ECLI:NL:CRVB:2018:3011
Centrale Raad van Beroep
- Hoger beroep
- Rechtspraak.nl
Weigering WIA-uitkering op basis van geschiktheid voor geselecteerde functies en verlies aan verdiencapaciteit
In deze zaak heeft de Centrale Raad van Beroep op 19 september 2018 uitspraak gedaan in hoger beroep tegen een eerdere beslissing van de rechtbank Oost-Brabant. De appellant, die als helpdeskmedewerker werkte, had zich ziek gemeld na een longoperatie en stelde dat hij geen benutbare mogelijkheden had om arbeid te verrichten. Het Uwv had vastgesteld dat hij met inachtneming van zijn beperkingen in de Functionele Mogelijkhedenlijst (FML) geschikt was voor bepaalde functies, wat resulteerde in een verlies aan verdiencapaciteit van 28,74%. De rechtbank had het beroep van de appellant tegen het besluit van het Uwv ongegrond verklaard, en de Centrale Raad bevestigde deze uitspraak. De Raad oordeelde dat de medische onderbouwing van de geschiktheid van de functies voldoende was en dat er geen objectieve medische gronden waren om de beperkingen van de appellant in twijfel te trekken.
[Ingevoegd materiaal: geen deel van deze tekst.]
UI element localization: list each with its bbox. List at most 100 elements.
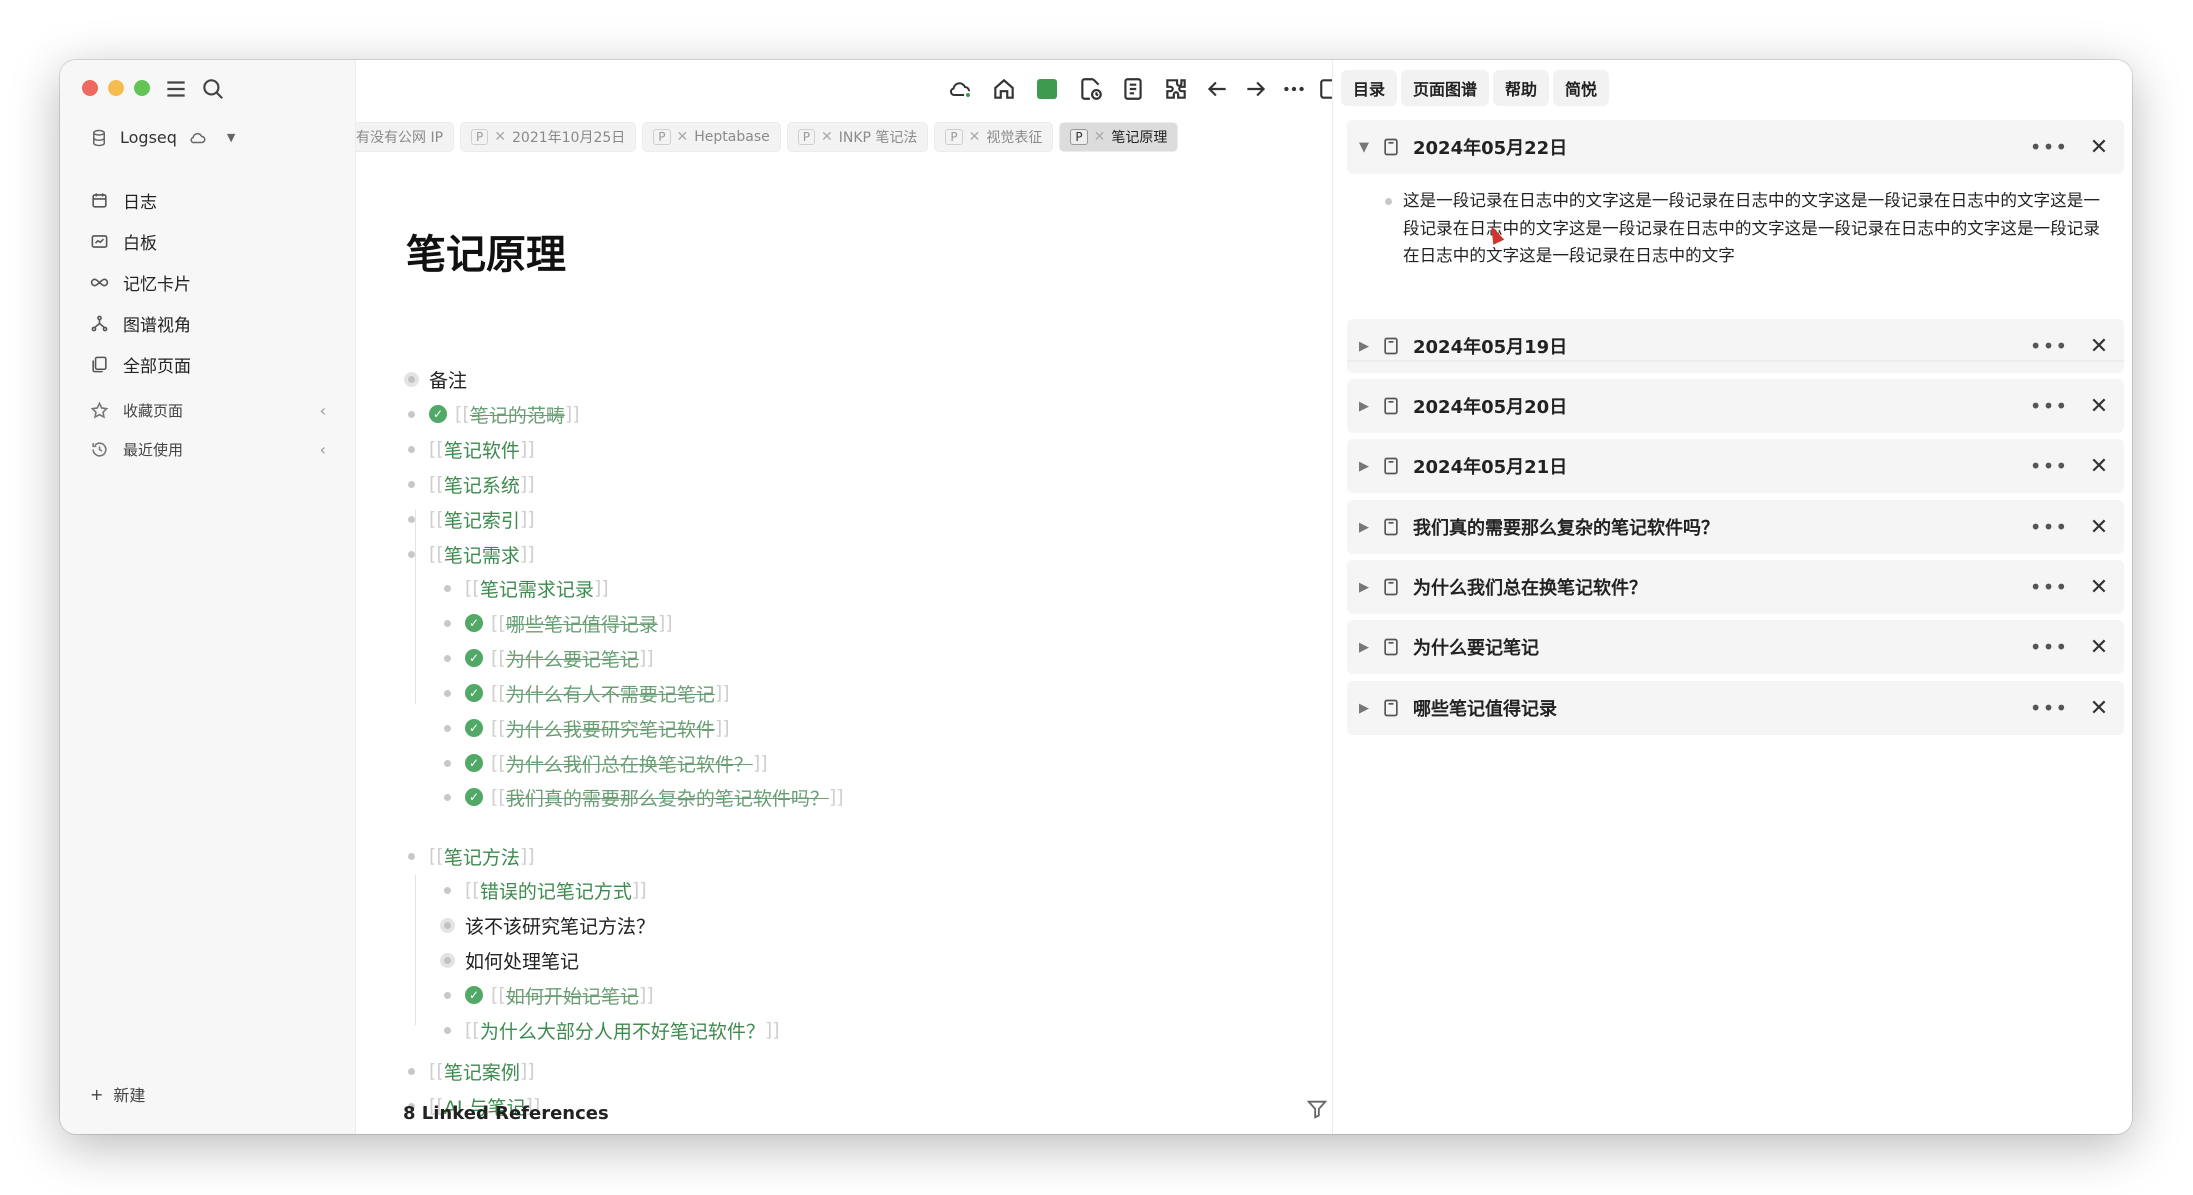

De Raad concludeerde dat de door de appellant ingebrachte medische stukken niet voldoende waren om aan te tonen dat hij per 8 mei 2014 niet in staat was om arbeid te verrichten. De uitspraak benadrukt het belang van een zorgvuldige medische beoordeling en de noodzaak van voldoende onderbouwing voor claims van arbeidsongeschiktheid.